2 Giapetto Example
Giapetto is the introductory example of Linear Programming. This example is directly taken from Winston’s Operations Research (4th Edition).
2.1 Problem Description
“Giapetto’s Woodcarving, Inc., manufactures two types of wooden toys: soldiers and trains.
A soldier sells for $27 and uses $10 worth of raw materials. Each soldier that is manufactured increases Giapetto’s variable labor and overhead costs by $14. A train sells for $21 and uses $9 worth of raw materials. Each train built increases Giapetto’s variable labor and overhead costs by $10.
The manufacture of wooden soldiers and trains requires two types of skilled labor: carpentry and finishing. A soldier requires 2 hours of finishing labor and 1 hour of carpentry labor. A train requires 1 hour of finishing labor and 1 hour of carpentry labor.
Each week, Giapetto can acquire all of the needed raw material, but he is only allotted 100 finishing hours and 80 carpentry hours. There is an unlimited demand for trains. However, at most, 40 soldiers are sold each week.
Giapetto wants to maximize his weekly profit (Revenues - Costs). Formulate a mathematical model for Giapetto’s situation that can be used to maximize Giapetto’s weekly profit.”
Let’s convert problem statement into a number of model building steps in the next section.
2.2 Model Building Steps
Let’s calculate the net profit of a soldier and a train, respectively. Sale price of a soldier is $27, raw material cost is $10 and labor/overhead costs are $14. So producing a soldier toy yields $3 of net profit. With the same process a train’s net profit is $2.
Our aim is to maximize our total net profit. Let’s denote \(x_{1}\) as the number of soldiers produced and \(x_{2}\) as the number of trains produced. Values \(x_{1}\) and \(x_{2}\) will be determined by the solver. Therefore they are decision variables.
So, our total net profit can be defined as \(z = 3x_{1} + 2x_{2}\). This is also our objective function.
For finishing tasks, a soldier requires 2 hours and a train requires 1 hour of labor. Finishing labor capacity is 100 hours. So, its mathematical expression is \(2x_{1} + x_{2} \le 100\).
For carpentry tasks, a soldier requires 1 hour and a train requires 1 hour of labor. Carpentry labor capacity is 80 hours.
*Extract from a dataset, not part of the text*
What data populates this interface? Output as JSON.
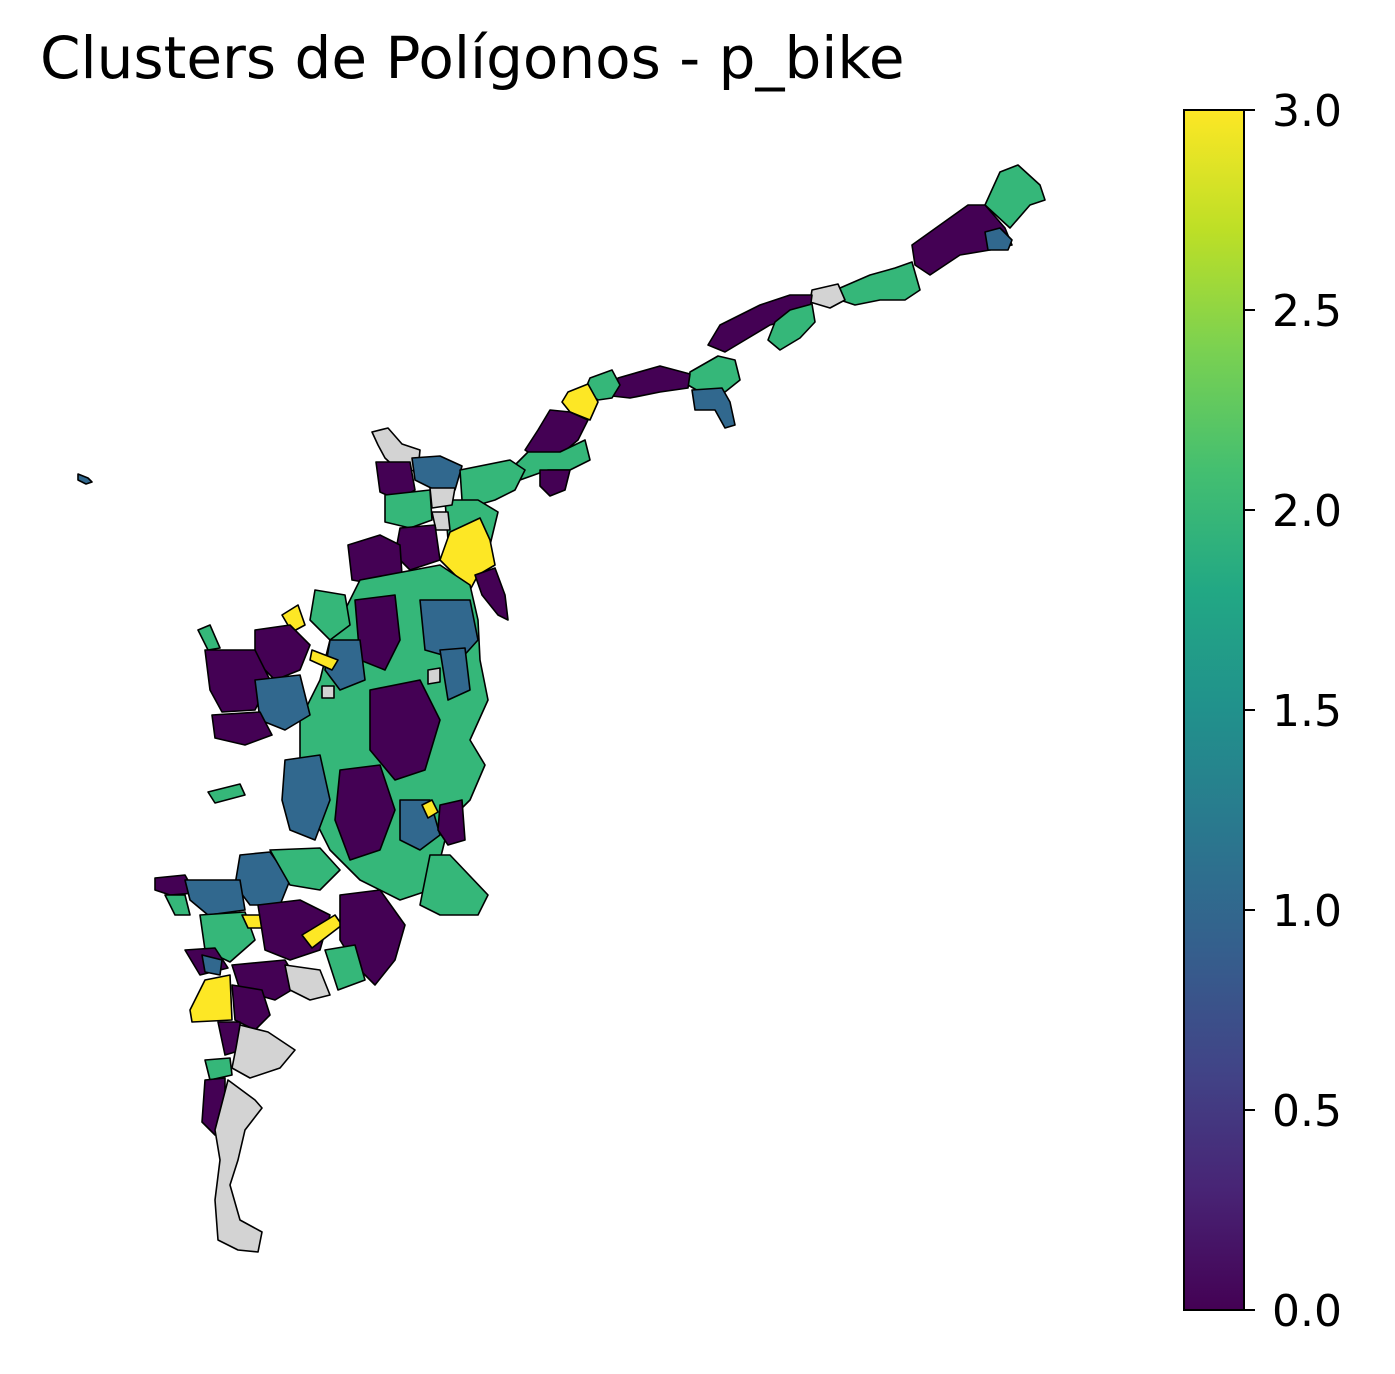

So, its mathematical expression is \(x_{1} + x_{2} \le 80\).
Demand for soldiers is limited with 40. So, its mathematical expression is \(x_{1} \le 40\).
Also, it is not possible to sell negative amounts of soldiers or toys (no returns). Therefore both \(x_{1}\) and \(x_{2}\) should be greater than zero (non-negativity constraints).
Let’s gather all the steps in a single model in the next section.
2.3 Mathematical Model
2.3.1 Decision Variables
- \(x_1\): Number of soldiers to be manufactured.
- \(x_2\): Number of trains to be manufactured.
2.3.2 Model
\[\begin{gather} \max z = 3x_{1} + 2x_{2} \label{eq:obj.fun} \\ s.t. \nonumber \\ 2x_{1} + x_{2} \le 100 \label{eq:finishing.constraint} \\ x_{1} + x_{2} \le 80 \label{eq:carpentry.constraint}\\ x_{1} \le 40 \label{eq:demand.constraint}\\ x_{1},x_{2} \ge 0 \label{eq:non-negativity}\\ \end{gather}\]
2.3.3 Constraints
- (\(\ref{eq:obj.fun}\)) is the objective function to maximize total profits. Each soldier yields $3 profit and each train $2.
- (\(\ref{eq:finishing.constraint}\)) is the finishing task capacity constraint. Each soldier requires 2 hours of labor and each train requires 1 hour. Total capacity for finishing task is 100 hours.
- (\(\ref{eq:carpentry.constraint}\)) is the carpentry task capacity constraint. Each soldier requires 1 hour of labor and each train requires 1 hour. Total capacity for finishing task is 80 hours.
- (\(\ref{eq:demand.constraint}\)) is the maximum demand constraint for soldiers. Maximum available demand for soldiers is 40.
- (\(\ref{eq:non-negativity}\)) Non-negativity constraint. It is not possible to sell negative amount of each toys (i.e. no backorders, no returns etc. in this case).